Think it couldn’t happen? The situation is eerily similar to what happened to Zipcar in the state of Washington in 2007. Zipcar was then the rising star du jour of web-based collaborative consumption enterprises. Out of the blue, the Washington Department of Revenue ruled that Zipcar had to pay the state’s rental car tax, which adds 10 percent to the existing state sales tax.
The department did this because the rental car companies had been quietly threatening to make a giant stink about unequal treatment. Zipcar and car-sharing advocates did not hear of the tax hike until it was too late to stop it. They were caught flat-footed. Since then, Washingtonian car-sharers have never been able to roll back the change, despite considerable effort. Politically, undoing changes is like putting Humpty Dumpty back together again.
Proponents of the fledgling industry of in-home hoteling would do well to anticipate the attacks that the hotel industry will undoubtedly unleash, and may be plotting already. Otherwise, they’ll end up blindsided.
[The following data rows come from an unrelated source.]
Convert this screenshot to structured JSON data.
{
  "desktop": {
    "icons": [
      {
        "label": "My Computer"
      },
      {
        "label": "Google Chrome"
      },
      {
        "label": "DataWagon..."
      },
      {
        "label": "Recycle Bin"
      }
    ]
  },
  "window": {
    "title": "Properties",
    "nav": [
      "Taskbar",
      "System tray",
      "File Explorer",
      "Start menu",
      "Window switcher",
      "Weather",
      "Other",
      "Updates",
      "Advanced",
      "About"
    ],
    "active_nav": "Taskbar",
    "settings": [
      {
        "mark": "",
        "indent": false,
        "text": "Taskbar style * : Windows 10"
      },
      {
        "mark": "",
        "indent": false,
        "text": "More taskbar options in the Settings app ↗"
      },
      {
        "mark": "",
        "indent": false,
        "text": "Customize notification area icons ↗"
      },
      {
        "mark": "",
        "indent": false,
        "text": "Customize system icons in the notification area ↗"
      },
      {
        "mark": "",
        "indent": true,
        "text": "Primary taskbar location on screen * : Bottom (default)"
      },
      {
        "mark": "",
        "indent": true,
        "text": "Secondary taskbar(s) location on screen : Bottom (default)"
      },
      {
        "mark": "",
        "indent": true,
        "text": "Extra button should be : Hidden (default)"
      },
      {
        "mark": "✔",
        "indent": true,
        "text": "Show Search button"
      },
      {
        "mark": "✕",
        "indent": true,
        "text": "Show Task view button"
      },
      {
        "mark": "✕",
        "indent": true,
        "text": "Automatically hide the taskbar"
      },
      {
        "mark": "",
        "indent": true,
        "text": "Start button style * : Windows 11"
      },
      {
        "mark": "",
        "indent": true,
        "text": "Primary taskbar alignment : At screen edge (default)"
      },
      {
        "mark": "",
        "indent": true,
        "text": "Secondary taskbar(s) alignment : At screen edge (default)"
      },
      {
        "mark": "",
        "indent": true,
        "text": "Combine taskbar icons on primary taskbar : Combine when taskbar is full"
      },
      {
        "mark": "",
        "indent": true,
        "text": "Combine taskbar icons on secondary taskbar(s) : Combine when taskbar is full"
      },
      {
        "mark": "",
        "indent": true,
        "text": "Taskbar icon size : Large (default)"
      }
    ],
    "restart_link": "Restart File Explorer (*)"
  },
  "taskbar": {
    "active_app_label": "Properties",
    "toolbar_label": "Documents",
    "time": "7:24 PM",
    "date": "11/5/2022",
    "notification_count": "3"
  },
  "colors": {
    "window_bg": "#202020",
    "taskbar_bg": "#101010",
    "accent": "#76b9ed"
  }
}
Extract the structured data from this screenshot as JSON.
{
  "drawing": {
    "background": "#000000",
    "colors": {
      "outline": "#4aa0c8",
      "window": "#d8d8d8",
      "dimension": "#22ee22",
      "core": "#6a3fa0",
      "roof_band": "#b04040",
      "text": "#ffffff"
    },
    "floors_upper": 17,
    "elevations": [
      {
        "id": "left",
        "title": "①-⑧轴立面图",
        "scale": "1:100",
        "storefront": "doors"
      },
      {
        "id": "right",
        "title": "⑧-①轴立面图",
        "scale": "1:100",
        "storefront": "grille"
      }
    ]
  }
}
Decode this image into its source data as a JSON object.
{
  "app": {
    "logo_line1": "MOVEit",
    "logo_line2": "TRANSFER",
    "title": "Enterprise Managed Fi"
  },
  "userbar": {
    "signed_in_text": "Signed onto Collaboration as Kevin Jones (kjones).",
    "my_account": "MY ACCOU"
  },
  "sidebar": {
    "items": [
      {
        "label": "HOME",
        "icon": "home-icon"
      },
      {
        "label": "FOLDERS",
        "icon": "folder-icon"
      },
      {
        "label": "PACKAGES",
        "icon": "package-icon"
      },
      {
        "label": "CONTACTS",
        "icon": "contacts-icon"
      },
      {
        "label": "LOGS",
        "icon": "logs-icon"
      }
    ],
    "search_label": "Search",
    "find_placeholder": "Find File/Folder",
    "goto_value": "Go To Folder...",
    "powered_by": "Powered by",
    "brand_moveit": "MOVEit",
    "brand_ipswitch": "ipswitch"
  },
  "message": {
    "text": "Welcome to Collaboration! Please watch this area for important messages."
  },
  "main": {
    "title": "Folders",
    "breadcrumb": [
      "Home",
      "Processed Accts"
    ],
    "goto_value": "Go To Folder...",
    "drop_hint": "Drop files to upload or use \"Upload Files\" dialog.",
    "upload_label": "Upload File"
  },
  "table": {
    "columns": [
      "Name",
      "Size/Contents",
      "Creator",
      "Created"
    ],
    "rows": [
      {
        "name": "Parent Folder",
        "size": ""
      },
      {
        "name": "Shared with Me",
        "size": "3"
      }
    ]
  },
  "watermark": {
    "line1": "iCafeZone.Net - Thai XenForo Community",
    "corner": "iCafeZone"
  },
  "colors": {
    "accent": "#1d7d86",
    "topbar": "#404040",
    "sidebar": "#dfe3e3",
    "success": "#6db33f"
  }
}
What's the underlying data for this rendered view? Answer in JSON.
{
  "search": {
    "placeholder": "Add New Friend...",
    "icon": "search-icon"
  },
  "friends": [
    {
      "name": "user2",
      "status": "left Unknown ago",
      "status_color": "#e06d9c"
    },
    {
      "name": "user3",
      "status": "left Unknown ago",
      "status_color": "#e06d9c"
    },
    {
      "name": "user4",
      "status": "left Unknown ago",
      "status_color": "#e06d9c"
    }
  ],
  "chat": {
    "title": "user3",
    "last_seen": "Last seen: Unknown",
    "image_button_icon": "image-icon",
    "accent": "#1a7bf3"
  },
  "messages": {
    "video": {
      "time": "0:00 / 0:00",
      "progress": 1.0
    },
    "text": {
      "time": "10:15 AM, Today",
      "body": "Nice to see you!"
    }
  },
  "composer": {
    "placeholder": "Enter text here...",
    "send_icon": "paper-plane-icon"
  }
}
After all, the whole enterprise is still in its infancy. In greater Seattle, for example, about 700 different lodgings are now available on a typical night. That counts both Airbnb and Couchsurfing.org, the older, free counterpart used by backpack travelers worldwide. (If Airbnb is the eBay of guest rooms, Couchsurfing is the Craigslist.) Taken together, they amount to just 2 percent of the 34,459 hotel rooms in the greater Seattle area.
Still, the rapid growth of in-home accommodations could take a big bite out of hotels’ business. That’s especially true when you consider that much of North America’s existing housing stock was designed for larger families than are common today. One study by Urban Futures in Vancouver, British Columbia, estimated that 29 percent of all homes had more bedrooms than people in them. That’s more than 220,000 empty bedrooms in that city alone. Multiply that across the landscape and you’ve got a massive untapped reservoir of accommodations, already built, painted, furnished, heated (and sometimes cooled), and provided with bathroom and kitchen access.
Of course, sharing your guest room or your home with perfect strangers is not without its risks. A few bad apples got through Airbnb’s screening before the company tightened up its systems. But channeling travel growth into existing homes rather than new hotels would bring big environmental benefits, as Finnish think tank low2no.org argued in an analysis of the carbon footprint of hotels.
Yet this green, affordable, and sociable form of housing for travelers is vulnerable to cries of unequal treatment from big business. Conventional hotels are regulated in special ways under land-use laws (their locations and sizes), building codes (fire safety, structural integrity, handicap access), health codes (especially if they have restaurants), and tax laws (most jurisdictions have special taxes on hotel stays, for example).
The spare-bedroom market, however, flies under the radar of most such laws at present. Exempting it from hotel-specific regulations makes good sense. Social evaluation tools on collaborative consumption sites such as Airbnb (think of the seller and buyer rating systems on eBay) allow a degree of transparency and accountability unheard of in prior times, which obviates the need for as much regulation and public enforcement.
Besides, in the new era of straitened economics, expensive energy, and the imperative of moving beyond carbon, we should be encouraging, not constraining, fuller sharing of existing assets, whether cars or bedrooms. Especially when it boosts income for homeowners.